Comprehensive circular RNA expression profiling constructs a ceRNA network and identifies hsa_circ_0000673 as a novel oncogene in distal cholangiocarcinoma.

Abstract

Circular RNAs (circRNAs) play an important role in cholangiocarcinoma (CCA) development; however, the expression and functions of circRNAs in distal CCA (dCCA) remain unknown. Herein, we explored the expression profile of circRNAs in six paired dCCA tumor and adjacent normal tissue samples using microarray. A total of 171 differentially expressed (DE) circRNAs were identified in dCCA tissues. Host genes of DE circRNAs were enriched in the cellular cytoskeleton and adheren junction. Bioinformatics analyses were used to establish a circRNA-microRNA-mRNA network for dCCA. Protein-protein interaction networks were constructed, and five hub genes were associated with the regulation of the cell cycle based on gene set enrichment analyses.

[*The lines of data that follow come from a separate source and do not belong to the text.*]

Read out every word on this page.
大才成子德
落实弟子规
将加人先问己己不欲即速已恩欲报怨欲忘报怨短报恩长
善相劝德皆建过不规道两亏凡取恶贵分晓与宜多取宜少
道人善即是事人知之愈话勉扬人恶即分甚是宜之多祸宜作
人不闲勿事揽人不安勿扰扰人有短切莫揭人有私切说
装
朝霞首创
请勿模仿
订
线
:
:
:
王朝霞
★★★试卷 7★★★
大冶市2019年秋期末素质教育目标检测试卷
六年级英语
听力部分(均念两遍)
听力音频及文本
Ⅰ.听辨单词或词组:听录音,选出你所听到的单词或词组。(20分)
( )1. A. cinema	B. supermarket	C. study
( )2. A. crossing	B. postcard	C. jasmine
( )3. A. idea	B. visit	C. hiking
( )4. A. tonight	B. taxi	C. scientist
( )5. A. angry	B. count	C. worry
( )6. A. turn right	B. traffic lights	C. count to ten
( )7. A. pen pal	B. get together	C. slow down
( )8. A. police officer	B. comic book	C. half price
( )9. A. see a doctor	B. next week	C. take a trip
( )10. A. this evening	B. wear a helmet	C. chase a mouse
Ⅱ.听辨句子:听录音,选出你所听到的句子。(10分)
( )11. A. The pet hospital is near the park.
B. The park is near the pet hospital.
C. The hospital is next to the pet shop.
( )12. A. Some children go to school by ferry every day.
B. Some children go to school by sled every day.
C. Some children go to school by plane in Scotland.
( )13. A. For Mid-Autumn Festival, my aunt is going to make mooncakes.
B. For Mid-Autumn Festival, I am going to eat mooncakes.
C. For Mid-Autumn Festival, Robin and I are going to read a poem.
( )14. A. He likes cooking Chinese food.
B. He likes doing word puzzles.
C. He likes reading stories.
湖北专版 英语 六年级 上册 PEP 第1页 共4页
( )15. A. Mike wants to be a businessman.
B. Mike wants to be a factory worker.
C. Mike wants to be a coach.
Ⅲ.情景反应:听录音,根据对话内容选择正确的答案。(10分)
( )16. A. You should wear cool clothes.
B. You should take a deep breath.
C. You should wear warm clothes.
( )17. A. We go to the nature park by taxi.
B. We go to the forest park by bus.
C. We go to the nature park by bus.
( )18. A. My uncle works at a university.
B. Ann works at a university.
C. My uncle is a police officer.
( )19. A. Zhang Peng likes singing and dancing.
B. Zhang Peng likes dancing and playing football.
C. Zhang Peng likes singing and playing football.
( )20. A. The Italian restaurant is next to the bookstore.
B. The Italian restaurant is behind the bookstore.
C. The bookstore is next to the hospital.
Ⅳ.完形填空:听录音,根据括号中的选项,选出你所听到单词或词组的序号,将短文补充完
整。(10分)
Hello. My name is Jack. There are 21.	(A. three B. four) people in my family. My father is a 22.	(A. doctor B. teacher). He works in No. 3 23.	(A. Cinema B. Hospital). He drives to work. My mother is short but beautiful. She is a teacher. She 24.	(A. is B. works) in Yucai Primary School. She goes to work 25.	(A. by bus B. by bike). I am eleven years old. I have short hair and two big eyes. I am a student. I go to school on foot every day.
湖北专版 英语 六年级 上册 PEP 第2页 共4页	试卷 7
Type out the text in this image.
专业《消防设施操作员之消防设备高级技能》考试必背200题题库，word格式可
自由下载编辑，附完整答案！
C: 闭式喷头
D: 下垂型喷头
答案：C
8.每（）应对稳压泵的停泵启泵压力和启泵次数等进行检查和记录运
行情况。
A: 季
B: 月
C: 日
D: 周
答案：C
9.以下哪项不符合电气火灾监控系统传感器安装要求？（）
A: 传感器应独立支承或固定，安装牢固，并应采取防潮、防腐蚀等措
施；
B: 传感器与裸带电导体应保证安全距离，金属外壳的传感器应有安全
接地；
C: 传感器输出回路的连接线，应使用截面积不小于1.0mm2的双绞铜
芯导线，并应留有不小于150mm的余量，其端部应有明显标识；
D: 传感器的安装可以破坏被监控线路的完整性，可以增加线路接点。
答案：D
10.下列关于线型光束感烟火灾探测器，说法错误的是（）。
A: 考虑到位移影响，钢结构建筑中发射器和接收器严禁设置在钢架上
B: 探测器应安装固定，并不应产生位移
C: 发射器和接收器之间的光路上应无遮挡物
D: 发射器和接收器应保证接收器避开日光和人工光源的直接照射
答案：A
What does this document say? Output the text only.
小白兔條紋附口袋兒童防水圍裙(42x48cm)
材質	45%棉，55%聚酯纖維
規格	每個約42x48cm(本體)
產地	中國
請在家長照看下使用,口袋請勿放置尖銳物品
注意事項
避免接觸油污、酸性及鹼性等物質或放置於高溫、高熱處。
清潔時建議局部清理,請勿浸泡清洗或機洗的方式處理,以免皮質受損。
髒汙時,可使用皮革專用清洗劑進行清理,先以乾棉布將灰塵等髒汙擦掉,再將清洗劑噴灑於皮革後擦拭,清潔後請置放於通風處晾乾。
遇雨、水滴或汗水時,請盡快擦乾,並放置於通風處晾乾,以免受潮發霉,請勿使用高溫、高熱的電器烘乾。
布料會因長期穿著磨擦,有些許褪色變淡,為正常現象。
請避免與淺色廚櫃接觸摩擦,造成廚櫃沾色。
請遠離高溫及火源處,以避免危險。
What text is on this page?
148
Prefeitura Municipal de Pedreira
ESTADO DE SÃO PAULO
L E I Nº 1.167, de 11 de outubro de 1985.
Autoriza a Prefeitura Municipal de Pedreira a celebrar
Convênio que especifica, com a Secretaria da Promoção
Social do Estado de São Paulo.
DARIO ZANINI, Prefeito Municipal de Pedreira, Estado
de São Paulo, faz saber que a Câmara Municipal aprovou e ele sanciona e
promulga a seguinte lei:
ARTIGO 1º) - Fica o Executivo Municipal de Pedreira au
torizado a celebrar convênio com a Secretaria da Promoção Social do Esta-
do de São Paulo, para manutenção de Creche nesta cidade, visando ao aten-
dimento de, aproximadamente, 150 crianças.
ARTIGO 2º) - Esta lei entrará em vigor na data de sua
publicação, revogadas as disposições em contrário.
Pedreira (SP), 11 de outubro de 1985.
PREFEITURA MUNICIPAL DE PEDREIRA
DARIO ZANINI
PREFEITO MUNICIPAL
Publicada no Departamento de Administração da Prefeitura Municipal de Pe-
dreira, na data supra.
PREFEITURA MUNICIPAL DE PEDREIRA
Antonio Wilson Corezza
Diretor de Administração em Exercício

Five DE circRNAs were validated with qRT-PCR in 40 pairs of dCCA tissues, and hsa_circ_0000673 showed promising diagnostic performance in distinguishing dCCA from normal tissues (AUC = 0.85, p < 0.01). Overexpression of hsa_circ_0000673 was associated with tumor invasion (p = 0.001), poor differentiation (p = 0.041), and residual tumor (p = 0.044). In vitro experiments indicated that inhibition of hsa_circ_0000673 suppressed the proliferation, migration, and invasion of CCA cells. This research provided a landscape of dysregulated circRNAs in dCCA and identified hsa_circ_0000673 as a potential biomarker and therapeutic target for dCCA.